Selain itu, Sachrul geram adanya informasi beberapa kejadian kecelakaan lalu lintas yang melibatkan pihak PT ASA, dan terkesan perusahaan ini mangkir dari tanggung jawab.
“Ada unsur pembiaran dari perusahaan terhadap korban lakalantas antara masyarakat dengan kendaraan milik perusahaan,” terangnya.
Menurut politisi Partai Nasdem ini, karyawan dari luar daerah yang bekerja di PT ASA harus memahami kultur, adat sopan santun dan budaya lokal.

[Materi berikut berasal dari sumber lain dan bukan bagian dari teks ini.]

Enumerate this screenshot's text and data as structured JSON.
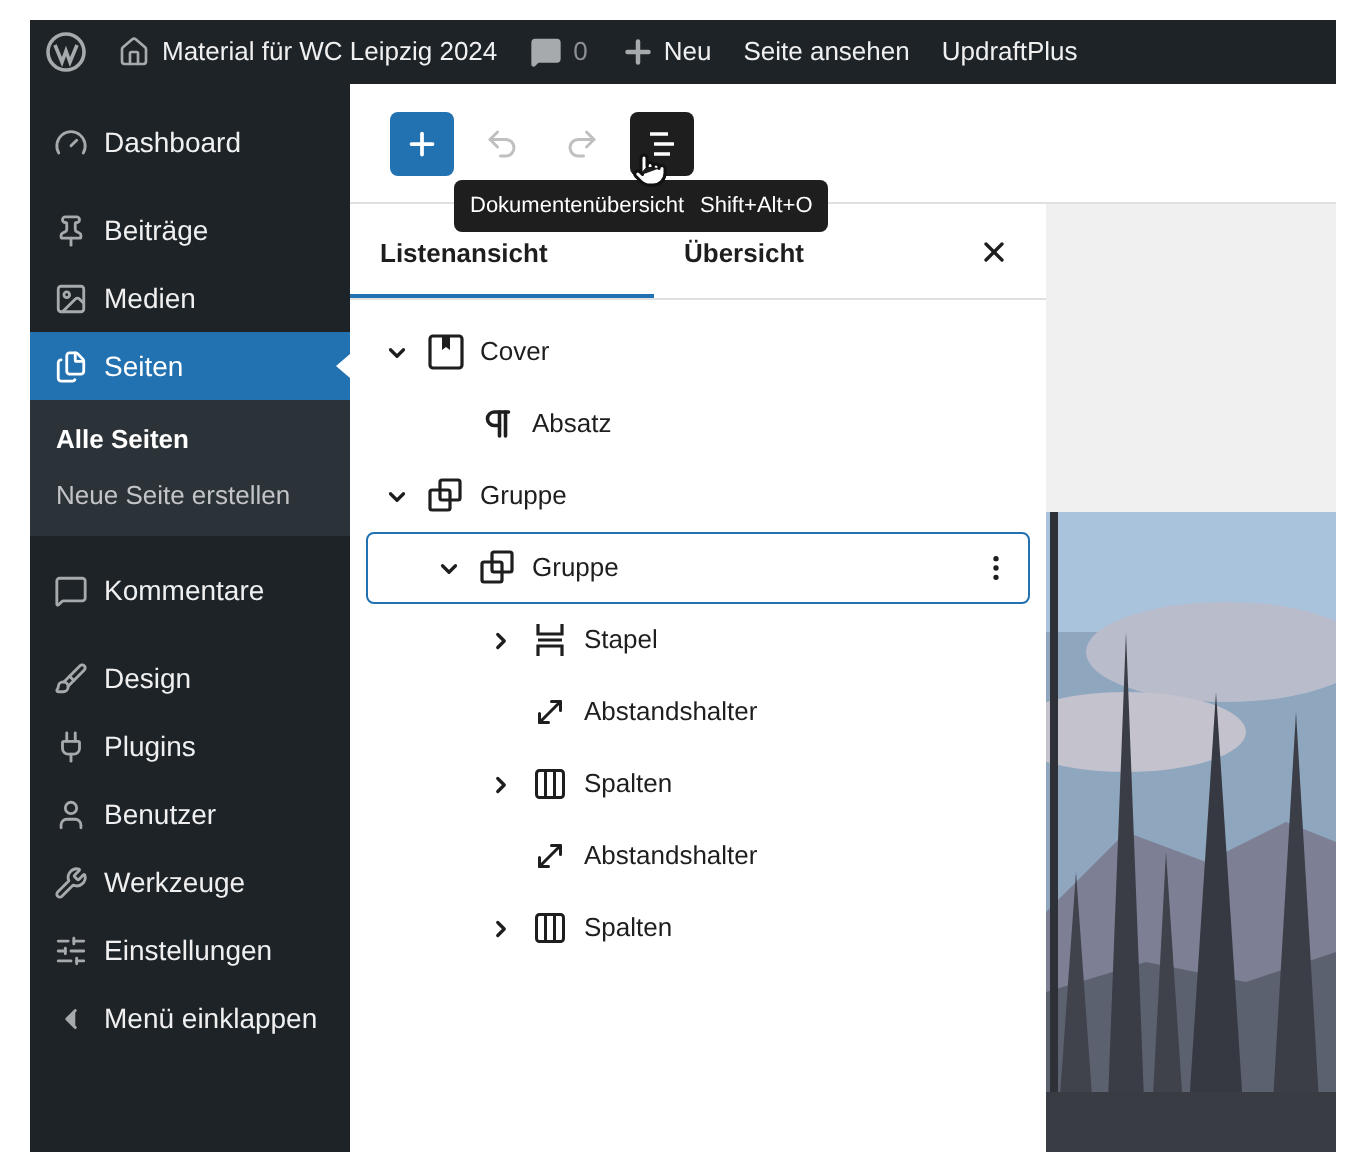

Karyawan pendatang juga yang memiliki posisi di tersebut agar tidak semena-mena terhadap karyawan lokal dan masyarakat lingkar tambang.
“Ada banyak pekerjaan yang bisa dilakukan pengusaha lokal, tapi masih diserahkan kepada pihak luar,” tuturnya.
Dia juga melihat, bidang hubungan masyarakat atau eksternal PT ASA semestinya merekrut warga lokal yang memahami karakter masyarakat di wilayah operasi perusahaan tersebut.
Begitu pun sosialiasi mengenai dampak lingkungan yang tidak dilakukan PT ASA. “Tidak adanya sosialisasi tentang dampak serta penanganan pada saat tambang mulai beroperasi maupun pasca tambang,” ujarnya.
Padahal, lokasi pertambangan ini sangat berdekatan dengan pemukiman penduduk. Tidak ada sosialisasi tentang dampak dan penanganan limbah berbahaya yang mengancam penduduk.
Dikatakannya lagi kalau para pekerja dari luar daerah dan PT ASA acuh tak acuh dengan pemerintah desa.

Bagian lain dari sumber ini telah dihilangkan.